Several women have spoken out against their experiences of discrimination over their pay and opportunities in workplaces across the country as part of a new campaign by the Human Rights Commission.
Last week, new statistics revealed that the nearly 10 per cent gender pay gap hasn't changed in two years.
The women's stories come as part of the Human Rights Commission's Pay Transparency campaign, which is calling for public information on pay scales and career progression to be made readily available by employers, the commission said today in a statement.
The commission is joined by a coalition of 10 partners who are calling on the Government to urgently introduce pay transparency to the workplace, including the Public Service Association, Council of Trade Unions, National Council of Women, YWCA, PACIFICA, Diversity Works, Rural Women New Zealand, Women in Urbanism, Coalition for Equal Value Equal Pay and the Women Empowerment Principles Committee.
"As a Pacific woman of colour, there is extra effort and hoops that I need to jump through," Wellington woman Nia Bartley said. "There is a group of people in society that miss out because of what they look or sound like and that is so wrong. Pay Transparency will correct this wrong."
Social worker Lauren Bartley told Breakfast about her experience with pay discrimination. (Source: Other)
Pay transparency allows workers to know if they are being paid fairly when compared to people in the same or similar roles.
"Without pay transparency, it is sort of like fighting fog. You are trying to validate to yourself and others that this problem exists," Christchurch woman Nancy McShane said.
"If we have pay transparency in place, then it’s a much easier process. We need to work a lot harder on creating a fair and equitable society."
Equal Employment Opportunities Commissioner Saunoamaali'i Karanina Sumeo said New Zealand needs pay transparency because it "is about people’s lives".
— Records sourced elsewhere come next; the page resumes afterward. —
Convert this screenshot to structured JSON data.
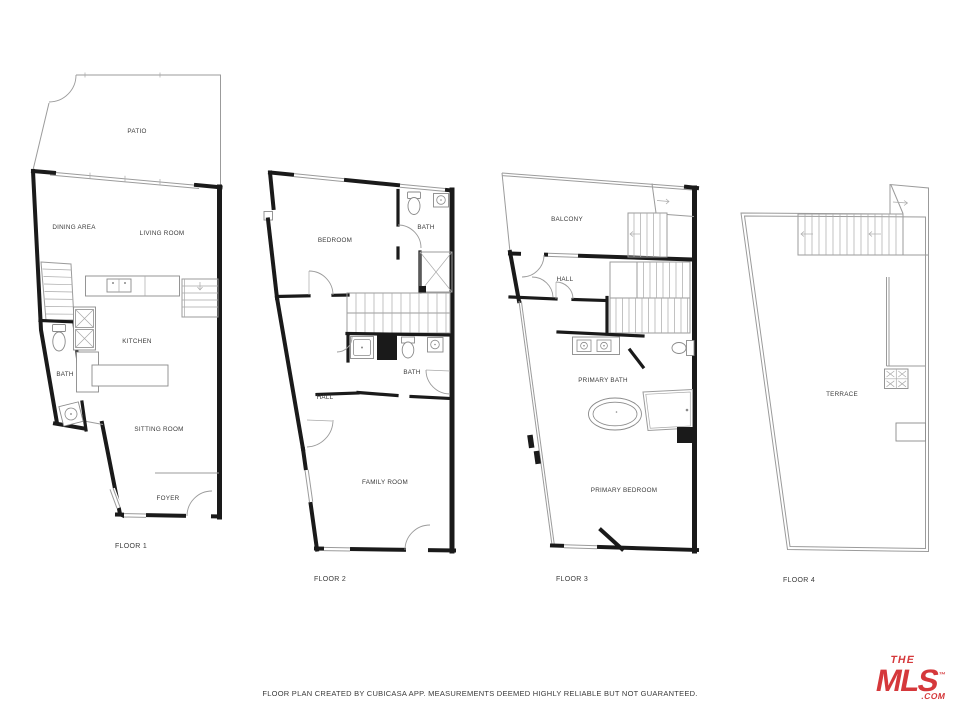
{
  "floors": {
    "floor1": {
      "label": "FLOOR 1",
      "rooms": {
        "patio": "PATIO",
        "dining": "DINING AREA",
        "living": "LIVING ROOM",
        "kitchen": "KITCHEN",
        "bath": "BATH",
        "sitting": "SITTING ROOM",
        "foyer": "FOYER"
      }
    },
    "floor2": {
      "label": "FLOOR 2",
      "rooms": {
        "bedroom": "BEDROOM",
        "bath_upper": "BATH",
        "hall": "HALL",
        "bath_mid": "BATH",
        "family": "FAMILY ROOM"
      }
    },
    "floor3": {
      "label": "FLOOR 3",
      "rooms": {
        "balcony": "BALCONY",
        "hall": "HALL",
        "primary_bath": "PRIMARY BATH",
        "primary_bedroom": "PRIMARY BEDROOM"
      }
    },
    "floor4": {
      "label": "FLOOR 4",
      "rooms": {
        "terrace": "TERRACE"
      }
    }
  },
  "footer": {
    "disclaimer": "FLOOR PLAN CREATED BY CUBICASA APP. MEASUREMENTS DEEMED HIGHLY RELIABLE BUT NOT GUARANTEED."
  },
  "logo": {
    "the": "THE",
    "name": "MLS",
    "tm": "™",
    "domain": ".COM",
    "color": "#d5383b"
  },
  "colors": {
    "wall": "#1a1a1a",
    "thin_line": "#9b9b9b",
    "background": "#ffffff",
    "label": "#3a3a3a"
  }
}
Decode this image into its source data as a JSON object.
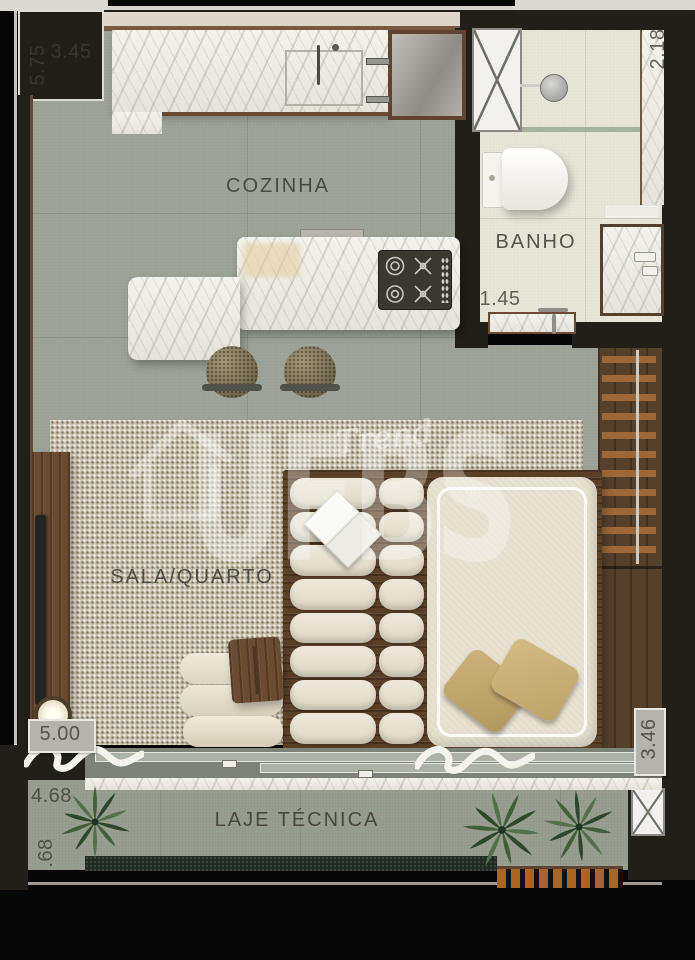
{
  "rooms": {
    "cozinha": {
      "label": "COZINHA"
    },
    "banho": {
      "label": "BANHO"
    },
    "sala_quarto": {
      "label": "SALA/QUARTO"
    },
    "laje_tecnica": {
      "label": "LAJE TÉCNICA"
    }
  },
  "dimensions": {
    "kitchen_depth": "5.75",
    "kitchen_width": "3.45",
    "banho_depth": "2.18",
    "banho_width": "1.45",
    "sala_depth": "5.00",
    "bed_wall": "3.46",
    "balcony_width": "4.68",
    "balcony_depth": ".68"
  },
  "watermark": {
    "brand": "UFBS",
    "registered_mark": "®",
    "signature": "Trend"
  },
  "colors": {
    "wall": "#221e18",
    "kitchen_floor": "#a0a69a",
    "bathroom_floor": "#eae6da",
    "balcony_floor": "#99a092",
    "rug": "#c9c1ae",
    "wood": "#6a4a32",
    "marble": "#f1efe9",
    "upholstery": "#e9e3d3",
    "pillow": "#c4a96f",
    "plant_green": "#3c5a36",
    "label_text": "#3b3a33",
    "watermark_white": "#ffffff"
  }
}
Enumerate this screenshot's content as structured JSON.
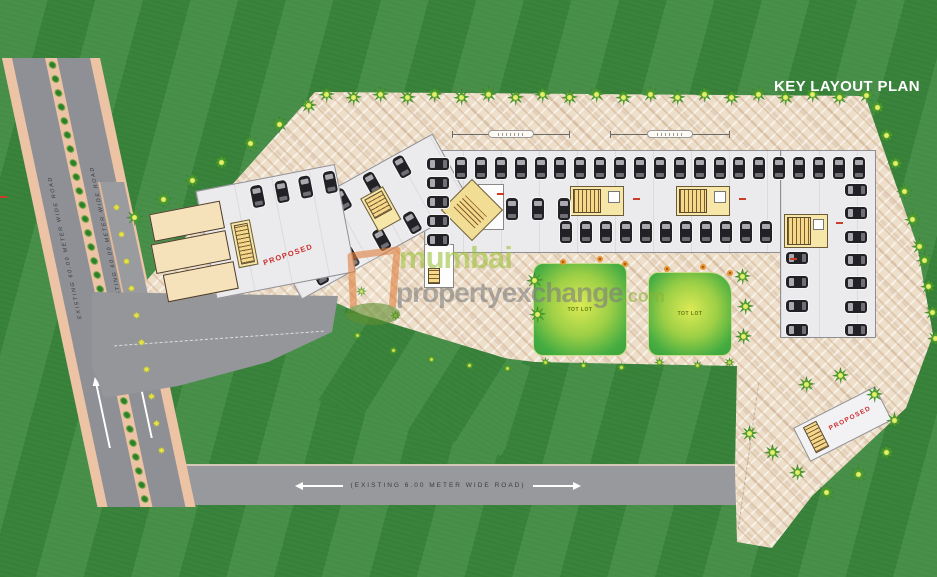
{
  "title": "KEY LAYOUT PLAN",
  "watermark": {
    "word1": "mumbai",
    "word2": "propertyexchange",
    "word3": ".com"
  },
  "roads": {
    "main_road_lane_outer": "EXISTING 60.00 METER WIDE ROAD",
    "main_road_lane_inner": "EXISTING 60.00 METER WIDE ROAD",
    "bottom_road": "(EXISTING 6.00 METER WIDE ROAD)"
  },
  "site": {
    "proposed_label": "PROPOSED",
    "lawn_label": "TOT LOT"
  },
  "colors": {
    "grass": "#3e8a40",
    "paver": "#eedfca",
    "asphalt": "#8f9095",
    "sidewalk": "#edc3a5",
    "slab": "#ebebee",
    "stair_yellow": "#f4d98a",
    "lawn_center": "#dcea54",
    "lawn_edge": "#3aa03c",
    "proposed_red": "#cd2a2a",
    "watermark_green": "#9cc23c",
    "watermark_gray": "#7d7d7d",
    "title": "#ffffff"
  }
}
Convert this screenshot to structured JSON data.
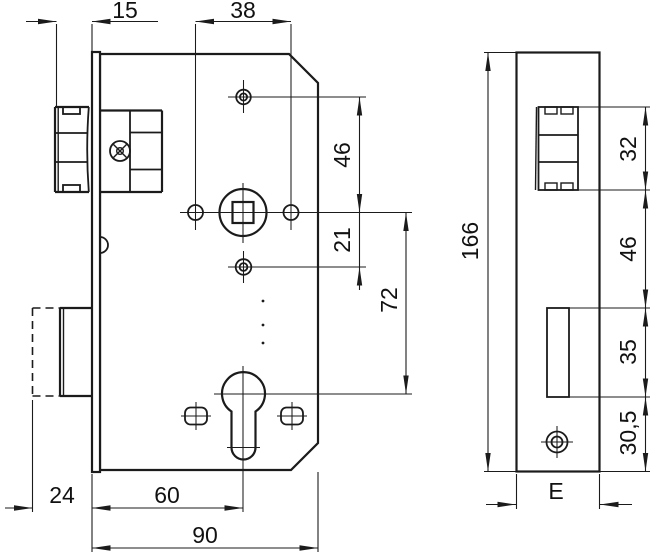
{
  "colors": {
    "line": "#1b1b1b",
    "text": "#111111",
    "background": "#ffffff"
  },
  "dims": {
    "latch_protrusion": "15",
    "hole_spacing": "38",
    "hole_to_spindle": "46",
    "spindle_to_lower_hole": "21",
    "spindle_to_cylinder": "72",
    "bolt_throw": "24",
    "backset": "60",
    "case_depth": "90",
    "faceplate_length": "166",
    "latch_cutout": "32",
    "latch_to_bolt_cutout": "46",
    "bolt_cutout": "35",
    "bolt_cutout_to_bottom": "30,5",
    "faceplate_width": "E"
  }
}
"If we want to move children out of poverty, well that's obviously connected to people caring for them. We're talking about their mothers, their fathers, their caregivers," she told TVNZ1's Breakfast this morning.
"If they’re not being paid the fair pay for the work that they’re doing or certainly being discriminated against, that directly impacts the lives of our children, the lives of our communities.
"At the end of the day, discrimination's against the law. Exploitation of women economically is against the law, so this is not a surprise to New Zealand and people have been advocating for it for so long, but we’re missing that step of actually putting it into law and making it real."
She said women - especially those of Māori, Pacific and Asian descent - are being paid far less than men in the same or similar roles.
Ms Sumeo said the pay gap between white women and white men is around 9.3 per cent, while the pay gap between white men and Pacific women is around 29 per cent. For Māori women, the gap is at 27 per cent, while for Asian women, the gap is 20 per cent.
"It's really unjust, and you've got to think about everyone else behind that woman, and everyone else it impacts and everything that relies on an income, so we have to do something urgently – this is the time," she said.
Ms Sumeo said it's important to put pay transparency into the law "because it encourages others" and "gives us a platform to be able to call on people who are making effort to address it, to share their experiences to help others."
"I think that's part of the problem, so people actually don't know how to get started or what to do, what tools, so it will open the conversation."
She said they are not "asking for a lot" in calling for the Government to act.
"It's not like we don't know the problem exists," she said. "We know the problem exists – we've known it for a very, very long time."
Prime Minister Jacinda Ardern said on Breakfast this morning that Minister for Women Julie Ann Genter is looking into the issue.
"It is something we're interested in," she explained. "We've been looking at the overseas evidence - haven't made any final decisions but very actively having a look at pay transparency.
"We wouldn't look at it if we weren't considering it, so that's something that's being considered now."